Bangladesh’s capital market has shrunk by nearly half over the past 15 years due to prolonged irregularities and lack of coordination among key institutions, said Bangladesh Securities and Exchange Commission (BSEC) Commissioner Md Saifuddin.
Speaking at a seminar titled “Empowering Investors through Emerging Technology and Digital Finance” organized by the Dhaka Stock Exchange (DSE) marking World Investor Week, the BSEC commissioner said the size of the country’s capital market has declined by 48 percent over the years.
Investors don’t see us as good people. They think those who run the capital market are all corrupt — and unfortunately, there is reason behind that perception. We must change ourselves,” Saifuddin said with frustration.
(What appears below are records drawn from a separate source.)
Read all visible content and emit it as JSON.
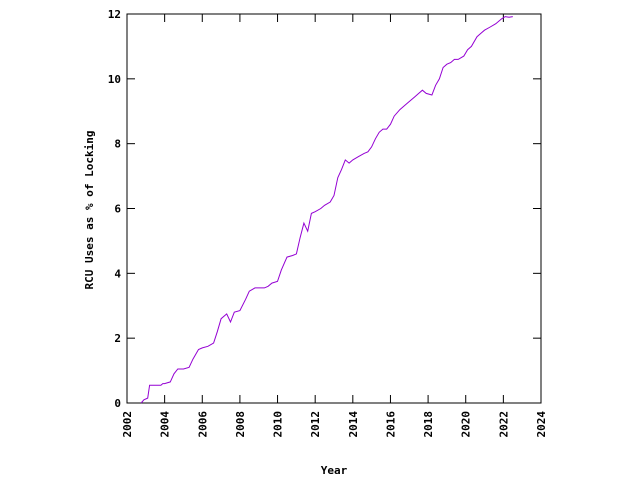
{
  "chart_data": {
    "type": "line",
    "title": "",
    "xlabel": "Year",
    "ylabel": "RCU Uses as % of Locking",
    "xlim": [
      2002,
      2024
    ],
    "ylim": [
      0,
      12
    ],
    "xticks": [
      2002,
      2004,
      2006,
      2008,
      2010,
      2012,
      2014,
      2016,
      2018,
      2020,
      2022,
      2024
    ],
    "xtick_labels": [
      "2002",
      "2004",
      "2006",
      "2008",
      "2010",
      "2012",
      "2014",
      "2016",
      "2018",
      "2020",
      "2022",
      "2024"
    ],
    "yticks": [
      0,
      2,
      4,
      6,
      8,
      10,
      12
    ],
    "ytick_labels": [
      "0",
      "2",
      "4",
      "6",
      "8",
      "10",
      "12"
    ],
    "grid": false,
    "legend": "none",
    "series": [
      {
        "color": "#9400d3",
        "points": [
          [
            2002.75,
            0.0
          ],
          [
            2002.9,
            0.1
          ],
          [
            2003.1,
            0.15
          ],
          [
            2003.2,
            0.55
          ],
          [
            2003.5,
            0.55
          ],
          [
            2003.8,
            0.55
          ],
          [
            2003.9,
            0.6
          ],
          [
            2004.0,
            0.6
          ],
          [
            2004.3,
            0.65
          ],
          [
            2004.5,
            0.9
          ],
          [
            2004.7,
            1.05
          ],
          [
            2005.0,
            1.05
          ],
          [
            2005.3,
            1.1
          ],
          [
            2005.5,
            1.35
          ],
          [
            2005.8,
            1.65
          ],
          [
            2006.0,
            1.7
          ],
          [
            2006.3,
            1.75
          ],
          [
            2006.6,
            1.85
          ],
          [
            2006.8,
            2.2
          ],
          [
            2007.0,
            2.6
          ],
          [
            2007.3,
            2.75
          ],
          [
            2007.5,
            2.5
          ],
          [
            2007.7,
            2.8
          ],
          [
            2008.0,
            2.85
          ],
          [
            2008.3,
            3.2
          ],
          [
            2008.5,
            3.45
          ],
          [
            2008.8,
            3.55
          ],
          [
            2009.0,
            3.55
          ],
          [
            2009.3,
            3.55
          ],
          [
            2009.5,
            3.6
          ],
          [
            2009.7,
            3.7
          ],
          [
            2010.0,
            3.75
          ],
          [
            2010.2,
            4.1
          ],
          [
            2010.5,
            4.5
          ],
          [
            2010.8,
            4.55
          ],
          [
            2011.0,
            4.6
          ],
          [
            2011.2,
            5.1
          ],
          [
            2011.4,
            5.55
          ],
          [
            2011.6,
            5.3
          ],
          [
            2011.8,
            5.85
          ],
          [
            2012.0,
            5.9
          ],
          [
            2012.3,
            6.0
          ],
          [
            2012.5,
            6.1
          ],
          [
            2012.8,
            6.2
          ],
          [
            2013.0,
            6.4
          ],
          [
            2013.2,
            6.95
          ],
          [
            2013.4,
            7.2
          ],
          [
            2013.6,
            7.5
          ],
          [
            2013.8,
            7.4
          ],
          [
            2014.0,
            7.5
          ],
          [
            2014.3,
            7.6
          ],
          [
            2014.6,
            7.7
          ],
          [
            2014.8,
            7.75
          ],
          [
            2015.0,
            7.9
          ],
          [
            2015.2,
            8.15
          ],
          [
            2015.4,
            8.35
          ],
          [
            2015.6,
            8.45
          ],
          [
            2015.8,
            8.45
          ],
          [
            2016.0,
            8.6
          ],
          [
            2016.2,
            8.85
          ],
          [
            2016.5,
            9.05
          ],
          [
            2016.8,
            9.2
          ],
          [
            2017.0,
            9.3
          ],
          [
            2017.3,
            9.45
          ],
          [
            2017.5,
            9.55
          ],
          [
            2017.7,
            9.65
          ],
          [
            2017.9,
            9.55
          ],
          [
            2018.2,
            9.5
          ],
          [
            2018.4,
            9.8
          ],
          [
            2018.6,
            10.0
          ],
          [
            2018.8,
            10.35
          ],
          [
            2019.0,
            10.45
          ],
          [
            2019.2,
            10.5
          ],
          [
            2019.4,
            10.6
          ],
          [
            2019.6,
            10.6
          ],
          [
            2019.9,
            10.7
          ],
          [
            2020.1,
            10.9
          ],
          [
            2020.3,
            11.0
          ],
          [
            2020.6,
            11.3
          ],
          [
            2020.8,
            11.4
          ],
          [
            2021.0,
            11.5
          ],
          [
            2021.3,
            11.6
          ],
          [
            2021.6,
            11.7
          ],
          [
            2021.9,
            11.85
          ],
          [
            2022.1,
            11.92
          ],
          [
            2022.3,
            11.9
          ],
          [
            2022.5,
            11.92
          ]
        ]
      }
    ]
  }
}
Highlighting institutional inefficiency, the commissioner noted that there is no effective coordination among the major stakeholders of the capital market.
This lack of collaboration has prevented us from building a technology-driven, transparent market,” he said.
If we truly want to transform the market, we must act now. Sit together, talk to one another — whether it’s the Commission, ICAB, CDBL or CCBL. Communication and cooperation must increase,” he urged.
Explaining why no strong IPO has entered the market over the past 18 months, Saifuddin said, “This is not a consumer market. Yet, we talk about product diversity in IPOs when the real discussion should be about investable assets.”
Referring to the Institute of Chartered Accountants of Bangladesh (ICAB), he stressed the need for utmost transparency in auditing corporate accounts. “Auditors must rethink the existing framework and ensure integrity in every audit,” he said.
Trust is our only asset to investors. Once that trust is broken, the market will collapse. Financial reports must be prepared with the sanctity of a priest,” Saifuddin remarked.
He also announced that the Commission plans to introduce machine-readable financial reports in the future, which he believes will bring greater transparency and efficiency to the market.